Beyond us and them: What real community should look like

Reuters

Society is often divided in two: the haves and the have-nots, the givers and the receivers, the professionals and the clients. We have professionals who deliver services meeting people's needs. And people's needs are met, but the way in which they are met reinforces the divide that this system perpetuates. Doctors stay doctors and patients stay patients. 

What if the church could offer a radical alternative, where our identity is not found in our need or our skill, but in the innate truth that we are children of God?

It is not that providing services is bad, far from it. We need doctors, teachers and social workers. The problems begin when we start seeing church community engagement as a service meeting a need in a way that keeps the service-provider and the receiver separate; when a person's identity as God's child is usurped by what they can do or what they need. 

Livability and Church Urban Fund (CUF) have produced a report -"Fullness of Life Together, Reimagining Christian engagement in our communities" - which suggests that rather than being restricted by the world's "service delivery model", which is ultimately "needs-based", the church "should be a place where alterative visions are allowed to flourish and grow, where hope is offered and new approaches found (or indeed, ancient ones re-found)".

The report highlighted four ways that this service delivery model is limiting:

  1. By definition, the service users come to be defined primarily by their problems or needs, encouraging dependence on the service provider to meet that need.
  2. There is a risk of dehumanising both the service provider and use, limiting them, respectively, to boxes to be ticked and problems to be solved.
  3. This, inevitably, leads to division and separation within communities, to groups being formed according to issues.
  4. This can consequently weaken community bonds, as the natural mutual support system withers due to disuse.

There are places in society where professional relationships are helpful. But, if we start seeing church as one of these professional bodies of experts going into communities to service their needs, we are treading on dangerous ground.

Are we not invited to build real friendships and recipricol relationships with those the world deems on the margins? Doesn't Jesus invite us all into community with one another united around him? He ate with prostitutes, tax collectors and fisherman. He treated them as whole people with things to offer and trusted that through relationship transformation would occur. 

Jesus did not teach us to define others, or ourselves, by our skills or our deficits, but by the fact that we are the Father's children. 

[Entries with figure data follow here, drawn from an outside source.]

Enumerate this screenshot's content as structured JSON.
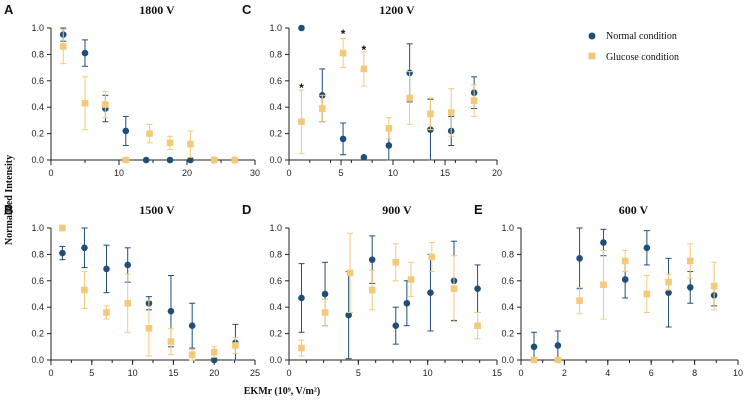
{
  "colors": {
    "normal": "#1f4e79",
    "glucose": "#f5c97a",
    "axis": "#222222"
  },
  "legend": {
    "normal_label": "Normal condition",
    "glucose_label": "Glucose condition"
  },
  "chart_data": [
    {
      "panel": "A",
      "title": "1800 V",
      "type": "scatter",
      "xlim": [
        0,
        30
      ],
      "xticks": [
        0,
        10,
        20,
        30
      ],
      "xminor": 5,
      "ylim": [
        0,
        1.0
      ],
      "yticks": [
        0.0,
        0.2,
        0.4,
        0.6,
        0.8,
        1.0
      ],
      "series": [
        {
          "name": "Normal condition",
          "x": [
            1.8,
            5,
            8,
            11,
            14,
            17.5,
            20.5,
            24,
            27
          ],
          "y": [
            0.95,
            0.81,
            0.39,
            0.22,
            0.0,
            0.0,
            0.0,
            0.0,
            0.0
          ],
          "err": [
            0.05,
            0.1,
            0.1,
            0.11,
            0,
            0,
            0,
            0,
            0
          ]
        },
        {
          "name": "Glucose condition",
          "x": [
            1.8,
            5,
            8,
            11,
            14.5,
            17.5,
            20.5,
            24,
            27
          ],
          "y": [
            0.86,
            0.43,
            0.42,
            0.0,
            0.2,
            0.13,
            0.12,
            0.0,
            0.0
          ],
          "err": [
            0.13,
            0.2,
            0.1,
            0,
            0.07,
            0.05,
            0.1,
            0,
            0
          ]
        }
      ]
    },
    {
      "panel": "C",
      "title": "1200 V",
      "type": "scatter",
      "xlim": [
        0,
        20
      ],
      "xticks": [
        0,
        5,
        10,
        15,
        20
      ],
      "xminor": 2,
      "ylim": [
        0,
        1.0
      ],
      "yticks": [
        0.0,
        0.2,
        0.4,
        0.6,
        0.8,
        1.0
      ],
      "annotations": [
        {
          "text": "*",
          "x": 1.2,
          "y": 0.56
        },
        {
          "text": "*",
          "x": 5.2,
          "y": 0.97
        },
        {
          "text": "*",
          "x": 7.2,
          "y": 0.85
        }
      ],
      "series": [
        {
          "name": "Normal condition",
          "x": [
            1.2,
            3.2,
            5.2,
            7.2,
            9.6,
            11.6,
            13.6,
            15.6,
            17.8
          ],
          "y": [
            1.0,
            0.49,
            0.16,
            0.02,
            0.11,
            0.66,
            0.23,
            0.22,
            0.51
          ],
          "err": [
            0,
            0.2,
            0.12,
            0,
            0.11,
            0.22,
            0.23,
            0.11,
            0.12
          ]
        },
        {
          "name": "Glucose condition",
          "x": [
            1.2,
            3.2,
            5.2,
            7.2,
            9.6,
            11.6,
            13.6,
            15.6,
            17.8
          ],
          "y": [
            0.29,
            0.39,
            0.81,
            0.69,
            0.24,
            0.47,
            0.35,
            0.36,
            0.45
          ],
          "err": [
            0.24,
            0.1,
            0.11,
            0.13,
            0.08,
            0.2,
            0.12,
            0.18,
            0.12
          ]
        }
      ]
    },
    {
      "panel": "B",
      "title": "1500 V",
      "type": "scatter",
      "xlim": [
        0,
        25
      ],
      "xticks": [
        0,
        5,
        10,
        15,
        20,
        25
      ],
      "xminor": 2.5,
      "ylim": [
        0,
        1.0
      ],
      "yticks": [
        0.0,
        0.2,
        0.4,
        0.6,
        0.8,
        1.0
      ],
      "series": [
        {
          "name": "Normal condition",
          "x": [
            1.4,
            4.1,
            6.8,
            9.4,
            12,
            14.7,
            17.3,
            20,
            22.6
          ],
          "y": [
            0.81,
            0.85,
            0.69,
            0.72,
            0.43,
            0.37,
            0.26,
            0.0,
            0.13
          ],
          "err": [
            0.05,
            0.15,
            0.18,
            0.13,
            0.05,
            0.27,
            0.17,
            0,
            0.14
          ]
        },
        {
          "name": "Glucose condition",
          "x": [
            1.4,
            4.1,
            6.8,
            9.4,
            12,
            14.7,
            17.3,
            20,
            22.6
          ],
          "y": [
            1.0,
            0.53,
            0.36,
            0.43,
            0.24,
            0.14,
            0.04,
            0.06,
            0.11
          ],
          "err": [
            0,
            0.14,
            0.05,
            0.22,
            0.21,
            0.1,
            0.04,
            0.04,
            0.06
          ]
        }
      ]
    },
    {
      "panel": "D",
      "title": "900 V",
      "type": "scatter",
      "xlim": [
        0,
        15
      ],
      "xticks": [
        0,
        5,
        10,
        15
      ],
      "xminor": 1.25,
      "ylim": [
        0,
        1.0
      ],
      "yticks": [
        0.0,
        0.2,
        0.4,
        0.6,
        0.8,
        1.0
      ],
      "series": [
        {
          "name": "Normal condition",
          "x": [
            0.9,
            2.6,
            4.3,
            6.0,
            7.7,
            8.5,
            10.2,
            11.9,
            13.6
          ],
          "y": [
            0.47,
            0.5,
            0.34,
            0.76,
            0.26,
            0.43,
            0.51,
            0.6,
            0.54
          ],
          "err": [
            0.26,
            0.24,
            0.33,
            0.18,
            0.14,
            0.17,
            0.29,
            0.3,
            0.18
          ]
        },
        {
          "name": "Glucose condition",
          "x": [
            0.9,
            2.6,
            4.4,
            6.0,
            7.7,
            8.8,
            10.3,
            11.9,
            13.6
          ],
          "y": [
            0.09,
            0.36,
            0.66,
            0.53,
            0.74,
            0.61,
            0.78,
            0.54,
            0.26
          ],
          "err": [
            0.06,
            0.1,
            0.3,
            0.15,
            0.14,
            0.13,
            0.11,
            0.25,
            0.1
          ]
        }
      ]
    },
    {
      "panel": "E",
      "title": "600 V",
      "type": "scatter",
      "xlim": [
        0,
        10
      ],
      "xticks": [
        0,
        2,
        4,
        6,
        8,
        10
      ],
      "xminor": 1,
      "ylim": [
        0,
        1.0
      ],
      "yticks": [
        0.0,
        0.2,
        0.4,
        0.6,
        0.8,
        1.0
      ],
      "series": [
        {
          "name": "Normal condition",
          "x": [
            0.6,
            1.7,
            2.7,
            3.8,
            4.8,
            5.8,
            6.8,
            7.8,
            8.9
          ],
          "y": [
            0.1,
            0.11,
            0.77,
            0.89,
            0.61,
            0.85,
            0.51,
            0.55,
            0.49
          ],
          "err": [
            0.11,
            0.11,
            0.23,
            0.1,
            0.14,
            0.13,
            0.26,
            0.12,
            0.08
          ]
        },
        {
          "name": "Glucose condition",
          "x": [
            0.6,
            1.7,
            2.7,
            3.8,
            4.8,
            5.8,
            6.8,
            7.8,
            8.9
          ],
          "y": [
            0.0,
            0.0,
            0.45,
            0.57,
            0.75,
            0.5,
            0.59,
            0.75,
            0.56
          ],
          "err": [
            0,
            0,
            0.1,
            0.26,
            0.08,
            0.14,
            0.06,
            0.13,
            0.18
          ]
        }
      ]
    }
  ],
  "axis_labels": {
    "x": "EKMr (10⁹, V/m²)",
    "y": "Normalized Intensity"
  }
}
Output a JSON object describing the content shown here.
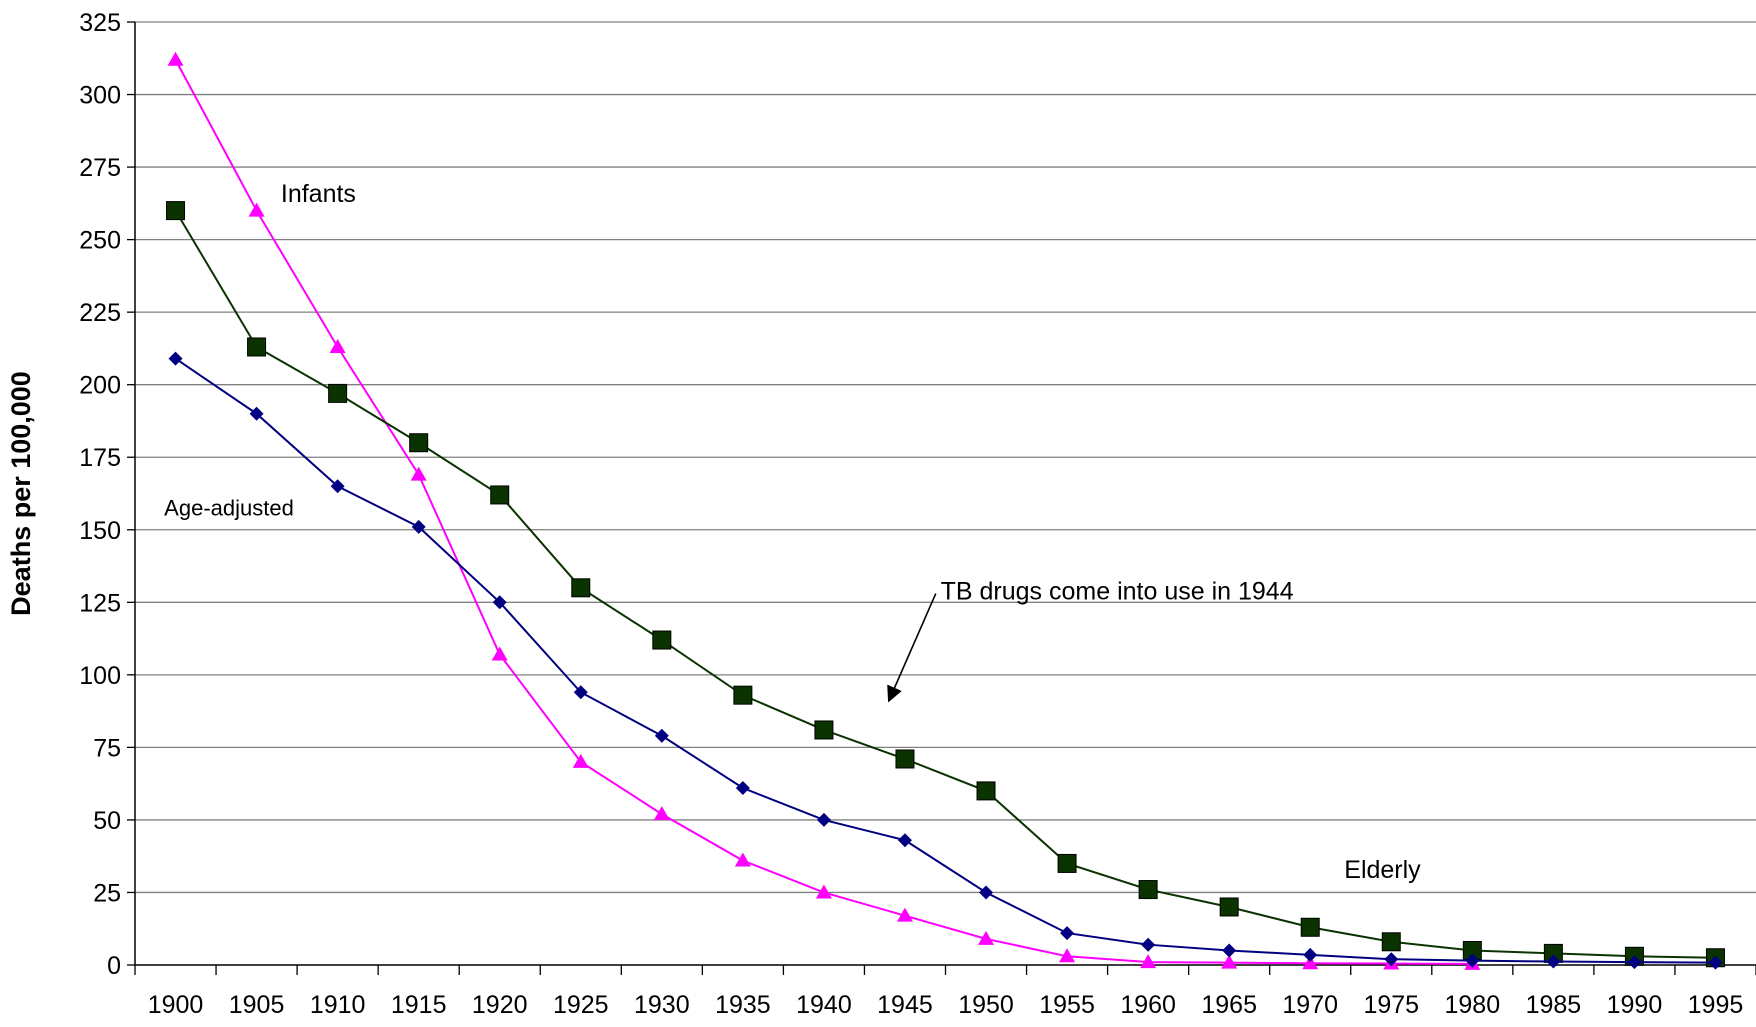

The world's service based model undermines this truth in three major ways, as highlighted in the report: 

  1. The concept of a service user's identity being defined by a need or problem.
  2. The position of authority given to the service provider can be unhelpful for both parties, potentially dehumanising and disempowering them.
  3. The lack of space allowed for relationships limits long-term change.

Rather than depending on systems that ensure service provider and user are kept at a safe distance, enabling the user's need to be met yet ultimately disempowering them, might the Church pioneer the old model of reciprocal community and relationships?

Livability and CUF suggest there are viable alternatives to the world's way that give truer expression to the gospel's heart for community.

The first, the co-production model, seeks to empower those receiving public services by involving them in the process. This model radically reimagines the way that services are provided by seeking to engage those using the services, their families and neighbours in a recipricol relationship with the professional.

The report found that "where activities are co-produced in this way, both services and neighbourhoods become far more effective agents of change."

Adopting this approach demands a culture shift from those who deliver and receive services, and "crucially requires people to believe that they make a difference."

The second approach, Asset-Based Community Development (ABCD) seeks to build on the assets that are already found in the community and mobilise individuals, focusing on the skills present in a group of people rather than their needs.

The shift of focus away from the need towards the gift seeks to enable and empower community members to participate.

This church should not be a body of service providers seeking to meet the needs of the marginalised in a remote manner. We are not a professional institution with a set of skills which can meet the needs of a community while keeping that community at arm's length. We are a body of believers seeking to serve and transform society through relationships. 

As the report concluded, "We are called to stand alongside the most marginalised in our society, to work for justice and to create communities in which a new reality is seen: to offer glimpses, however faltering, of the incoming Kingdom of God. This requires us to be alert to the ways in which we might be uncritically accepting the status quo, by listening to God and to the people of our neighbourhoods, particularly those suffering marginalisation."

If we can reimagine the church as a community, rather than a building, which extends beyond a Sunday, then this model of community engagement might begin to make more sense. It ceases to be a Sunday club with "outreach ministries" and is transformed into a prophetic community, existing in relationship with one another.